Docker has revolutionized how we develop and deploy applications. It provides a standardized way to package an application along with its runtime dependencies so that it can run anywhere, regardless of the environment. However, as with any tool, it can be used effectively or ineffectively. Large Docker images can consume significant storage and network resources, slow down deployments, and increase security risks. This blog post explores the optimization of Docker images for faster, leaner deployments.

Note: This guide assumes that you are familiar with Docker and Dockerfile basics.

Start with the Right Base Image

The base image is the foundation on which your Docker image is built. It’s crucial to choose a small, secure base image. A minimal base image like alpine is a good place to start as it's only about 5MB.

FROM alpine:latest

The trade-off is that alpine images use musl libc instead of glibc, which can cause compatibility issues with certain software. If you need a glibc-based image, consider using debian:slim or ubuntu:slim instead.

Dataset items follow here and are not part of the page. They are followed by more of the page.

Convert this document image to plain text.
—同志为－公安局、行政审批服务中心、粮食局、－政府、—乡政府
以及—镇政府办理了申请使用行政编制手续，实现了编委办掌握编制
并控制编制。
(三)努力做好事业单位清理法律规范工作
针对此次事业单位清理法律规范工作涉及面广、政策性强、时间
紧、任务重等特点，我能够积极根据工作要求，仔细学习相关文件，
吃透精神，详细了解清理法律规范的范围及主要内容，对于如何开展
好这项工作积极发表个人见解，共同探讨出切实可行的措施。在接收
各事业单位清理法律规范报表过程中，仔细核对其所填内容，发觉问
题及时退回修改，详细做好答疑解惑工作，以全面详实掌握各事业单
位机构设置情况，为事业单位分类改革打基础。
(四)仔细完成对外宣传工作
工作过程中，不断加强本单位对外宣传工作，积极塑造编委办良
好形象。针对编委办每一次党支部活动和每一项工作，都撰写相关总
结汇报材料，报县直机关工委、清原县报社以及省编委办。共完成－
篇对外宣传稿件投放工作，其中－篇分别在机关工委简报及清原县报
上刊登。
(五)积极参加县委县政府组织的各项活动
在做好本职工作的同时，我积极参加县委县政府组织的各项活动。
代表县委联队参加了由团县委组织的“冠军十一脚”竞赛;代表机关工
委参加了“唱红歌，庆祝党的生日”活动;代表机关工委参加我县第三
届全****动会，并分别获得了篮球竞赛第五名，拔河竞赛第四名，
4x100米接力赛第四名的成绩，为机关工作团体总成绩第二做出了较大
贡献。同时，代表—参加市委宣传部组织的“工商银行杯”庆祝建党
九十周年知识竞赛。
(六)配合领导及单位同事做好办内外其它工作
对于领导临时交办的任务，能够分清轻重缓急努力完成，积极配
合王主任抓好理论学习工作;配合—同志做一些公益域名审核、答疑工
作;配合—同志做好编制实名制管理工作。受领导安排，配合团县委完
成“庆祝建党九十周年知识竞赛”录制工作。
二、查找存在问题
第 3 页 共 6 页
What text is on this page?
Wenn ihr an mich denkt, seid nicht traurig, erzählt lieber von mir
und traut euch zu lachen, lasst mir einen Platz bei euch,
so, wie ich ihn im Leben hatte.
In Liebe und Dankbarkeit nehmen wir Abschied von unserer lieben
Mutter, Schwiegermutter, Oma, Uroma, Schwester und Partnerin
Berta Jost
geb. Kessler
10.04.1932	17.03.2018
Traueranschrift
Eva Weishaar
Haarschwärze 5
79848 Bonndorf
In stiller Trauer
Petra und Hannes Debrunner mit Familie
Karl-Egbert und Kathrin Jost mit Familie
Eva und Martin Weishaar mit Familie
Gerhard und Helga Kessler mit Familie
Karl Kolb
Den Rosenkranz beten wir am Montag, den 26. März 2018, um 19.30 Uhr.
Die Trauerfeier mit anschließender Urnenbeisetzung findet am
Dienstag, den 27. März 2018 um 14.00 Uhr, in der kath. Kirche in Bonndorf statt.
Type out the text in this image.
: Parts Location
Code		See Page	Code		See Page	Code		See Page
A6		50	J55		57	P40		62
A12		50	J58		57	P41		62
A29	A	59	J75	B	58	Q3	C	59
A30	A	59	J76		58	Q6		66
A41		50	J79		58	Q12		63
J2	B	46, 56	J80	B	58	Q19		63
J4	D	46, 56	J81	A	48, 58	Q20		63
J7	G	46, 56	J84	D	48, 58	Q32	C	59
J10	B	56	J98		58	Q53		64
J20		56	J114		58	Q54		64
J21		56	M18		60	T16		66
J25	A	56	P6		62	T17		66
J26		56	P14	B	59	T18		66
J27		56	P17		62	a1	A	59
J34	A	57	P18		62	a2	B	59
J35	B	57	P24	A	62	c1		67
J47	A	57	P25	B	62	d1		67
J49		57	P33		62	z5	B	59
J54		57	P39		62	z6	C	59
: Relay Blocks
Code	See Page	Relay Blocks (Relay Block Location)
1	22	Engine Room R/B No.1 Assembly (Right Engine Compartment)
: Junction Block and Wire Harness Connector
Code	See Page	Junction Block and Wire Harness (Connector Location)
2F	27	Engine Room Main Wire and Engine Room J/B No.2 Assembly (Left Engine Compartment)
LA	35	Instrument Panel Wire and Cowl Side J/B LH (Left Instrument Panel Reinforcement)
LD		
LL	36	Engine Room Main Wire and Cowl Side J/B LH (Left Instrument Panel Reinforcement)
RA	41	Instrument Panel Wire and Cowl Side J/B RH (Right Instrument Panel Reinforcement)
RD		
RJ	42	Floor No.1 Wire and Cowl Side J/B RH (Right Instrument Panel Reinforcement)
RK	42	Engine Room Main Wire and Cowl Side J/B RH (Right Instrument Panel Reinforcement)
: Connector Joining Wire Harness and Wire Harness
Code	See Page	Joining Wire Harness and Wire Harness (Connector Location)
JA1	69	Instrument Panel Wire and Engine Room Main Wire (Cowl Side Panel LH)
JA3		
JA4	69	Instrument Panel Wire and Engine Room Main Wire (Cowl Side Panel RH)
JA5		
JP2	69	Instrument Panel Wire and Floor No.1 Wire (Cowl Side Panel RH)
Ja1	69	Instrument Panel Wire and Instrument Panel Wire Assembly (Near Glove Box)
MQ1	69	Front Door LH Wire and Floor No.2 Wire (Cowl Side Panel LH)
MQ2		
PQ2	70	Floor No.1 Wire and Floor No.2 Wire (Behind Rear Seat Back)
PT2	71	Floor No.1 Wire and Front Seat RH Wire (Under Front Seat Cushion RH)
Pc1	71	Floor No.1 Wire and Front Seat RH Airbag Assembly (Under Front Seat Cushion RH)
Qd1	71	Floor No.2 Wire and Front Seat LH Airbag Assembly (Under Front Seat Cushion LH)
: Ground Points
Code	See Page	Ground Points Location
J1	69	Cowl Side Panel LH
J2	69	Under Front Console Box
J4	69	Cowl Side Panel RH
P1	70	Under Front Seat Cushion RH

Remember to tag your base images appropriately to avoid breaking your build when the latest tag changes.

Multi-Stage Builds

Multi-stage builds are a Docker feature that help you reduce the size of your final Docker image by discarding unnecessary artifacts and dependencies. Let’s see this in action with a Python application:

# Stage 1: build the application
FROM python:3.9-slim as builder
WORKDIR /app

COPY requirements.txt .
RUN pip install --no-cache-dir -r requirements.txt

COPY . .
RUN python -m unittest discover

# Stage 2: create a clean image
FROM python:3.9-slim
COPY --from=builder /app /app

WORKDIR /app
CMD ["python", "app.py"]

In this multi-stage build process, the final Docker image only contains the Python runtime, the application, and its necessary dependencies, omitting build tools and test artifacts.

Consolidating Docker Layers

Every command in a Dockerfile contributes to a new layer in the image. Although Docker tries to reuse layers when possible, combining multiple commands into one can significantly cut down the layer count.

Instead of having separate RUN commands as shown below:

RUN apt-get update
RUN apt-get install -y curl
RUN apt-get install -y vim
RUN apt-get clean

You can consolidate these commands into a single layer:

RUN apt-get update && apt-get install -y \
curl \
vim \
&& apt-get clean

Cleaning Up Post-Installation

Package managers often leave behind cache files, which unnecessarily inflate the Docker image size. You can remove these files within the same RUN command:

RUN apt-get update && apt-get install -y \
curl \
vim \
&& rm -rf /var/lib/apt/lists/*

Here, rm -rf /var/lib/apt/lists/* gets rid of APT's package cache.

Exclude Unnecessary Files

A .dockerignore file helps to prevent unwanted files from being added to your Docker image. The format of .dockerignore is similar to .gitignore.

Here is a sample .dockerignore file:

.git
Dockerfile
README.md
*.log

Making the Most of Docker’s Build Cache

Docker attempts to cache intermediate layers to speed up subsequent builds. But for a cache to be reusable, all previous steps need to be identical. Hence, it’s advisable to order Dockerfile commands from the least frequently changed to the most frequently changed.

# These steps don't change often
FROM node:14
WORKDIR /app
COPY package.json yarn.lock ./

# Install dependencies
RUN yarn install

# These steps change frequently
COPY . .
RUN yarn build

In this case, code changes won’t invalidate the yarn install cache, improving the build time.

Conclusion

Optimizing Docker images is a crucial aspect of leveraging Docker’s full potential. By implementing the strategies outlined in this guide — selecting the correct base image, using multi-stage builds, minimizing Docker layers, cleaning up post-installation, excluding unnecessary files, and effectively using Docker’s build cache — you can significantly reduce the size and build time of your Docker images.

Optimized Docker images lead to faster, more secure deployments, reduced resource consumption, and a more efficient development workflow. Remember, creating efficient Docker images isn’t a one-off task but an ongoing practice that you should embed in your CI/CD pipeline. Keep refining, and enjoy your journey with Docker!

--

--